От матери у меня нет тайн. Я рассказал ей всё. Она только покивала головой:

   — Знала я всё это наперёд.

   — Знала? Откуда? Ведь всего раз или два говорила с Мари!

Матушка улыбнулась скорее для того, чтобы скрыть слёзы.

   — Знала, сынок... И теперь ты уже бессилен что-нибудь поделать. Ты — мужчина. Должен взять её за себя — вместе с её счастьем и несчастьем...

На следующий день я сказал Мари: матушка не возражает. Мари держала в руке чашку. Мы были с ней в Саду. От неожиданности она выронила чашку, потом запрокинула свою красивую голову назад и залилась громким смехом. А когда с большим трудом успокоилась, спрашивает:

   — Так, говоришь, матушка не возражает?

   — Нет.

   — Ас чем, собственно, она согласна?

   — С тем, что мы поженимся.

Мари села к садовому столу, помолчала, потом подошла к каменному забору и принялась звать:

   — Луизон, Луизон! Идём, детка, погода портится. — Затем, медленно повернувшись ко мне, сказала: — Нет, я не хочу выходить за тебя. Было бы очень странно: графиня д’Агу и... Франсуа Лист!..

Исповедь закончилась уже на рассвете. Ламенне не произнёс ни слова ни во время исповеди, ни в её конце. И только когда Ференц упавшим голосом обронил: «Хочу, наконец, чистой жизни», — аббат возразил: «Чистую жизнь каждый должен создавать себе сам».

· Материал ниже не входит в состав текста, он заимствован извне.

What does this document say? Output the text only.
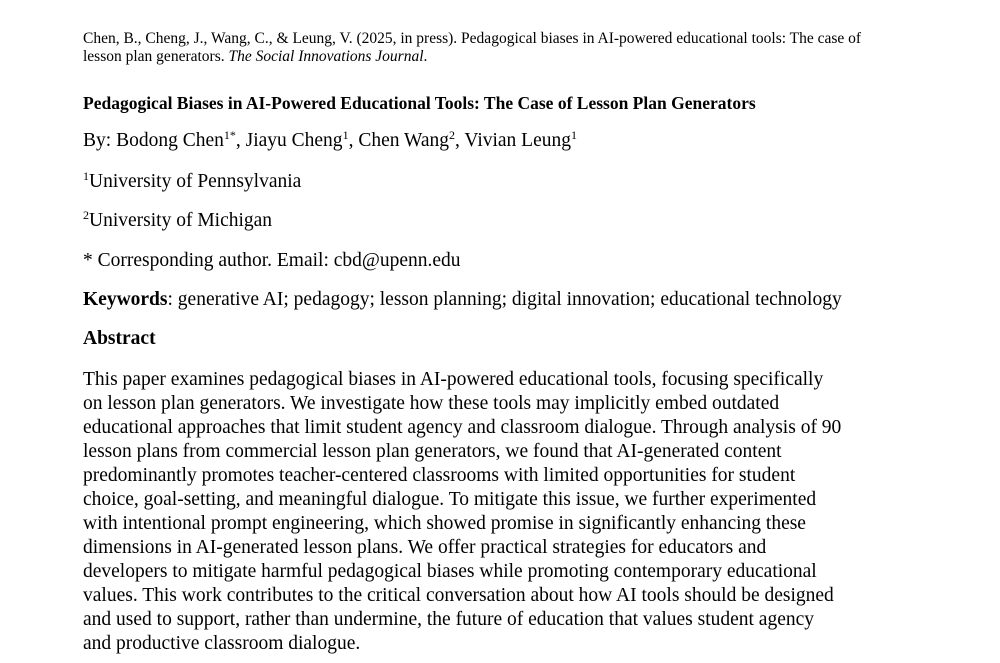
Chen, B., Cheng, J., Wang, C., & Leung, V. (2025, in press). Pedagogical biases in AI-powered educational tools: The case of lesson plan generators. The Social Innovations Journal.
Pedagogical Biases in AI-Powered Educational Tools: The Case of Lesson Plan Generators
By: Bodong Chen$^{1*}$, Jiayu Cheng$^1$, Chen Wang$^2$, Vivian Leung$^1$
$^1$University of Pennsylvania
$^2$University of Michigan
* Corresponding author. Email: cbd@upenn.edu
Keywords: generative AI; pedagogy; lesson planning; digital innovation; educational technology
Abstract
This paper examines pedagogical biases in AI-powered educational tools, focusing specifically
on lesson plan generators. We investigate how these tools may implicitly embed outdated
educational approaches that limit student agency and classroom dialogue. Through analysis of 90
lesson plans from commercial lesson plan generators, we found that AI-generated content
predominantly promotes teacher-centered classrooms with limited opportunities for student
choice, goal-setting, and meaningful dialogue. To mitigate this issue, we further experimented
with intentional prompt engineering, which showed promise in significantly enhancing these
dimensions in AI-generated lesson plans. We offer practical strategies for educators and
developers to mitigate harmful pedagogical biases while promoting contemporary educational
values. This work contributes to the critical conversation about how AI tools should be designed
and used to support, rather than undermine, the future of education that values student agency
and productive classroom dialogue.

А утром Ламенне отвёз Ференца в маленькую хижину на краю леса по дороге на Сен-Пьер. Здесь нашёл приют беженец из Лиона, города, где войска и жандармы жестоко подавили восстание ткачей. Осаждённые рабочие ткацких фабрик вооружились чем могли и целую неделю отражали атаки штурмующих батальонов.

Ференц долго молчал, выслушав страшную повесть, потом, обретя снова дар речи, промолвил:

   — Надо бы дать концерт в помощь этим несчастным.

Аббат гневно потряс бронзовой головой:

   — Не надо им милостыни, сынок. Ты обязан им гораздо большим. Сохрани память о них в своём сердце. И увековечь их образы так, чтобы и другие увидели и услышали их страшную кончину, чтобы вечно горели перед их глазами четыре огненные буквы: Лион!

Пока Лист пишет своё новое произведение «Лион» под девизом восставших лионских ткачей: «Жить в труде или умереть в бою», он всё сильнее ощущает, как Париж стремительно удаляется от него в прошлое. Если бы сюда перевезти ещё и матушку, книги и наброски композиций, может, ему уже никогда больше и не понадобился бы огромный город. И только желание видеть Мари, говорить с нею не уходит в прошлое.

Горячо кипит работа, рождается «Лион», множатся шеренги нотных строк. Но вот прилетает письмецо, всего несколько слов: «Вы мне нужны! Мари».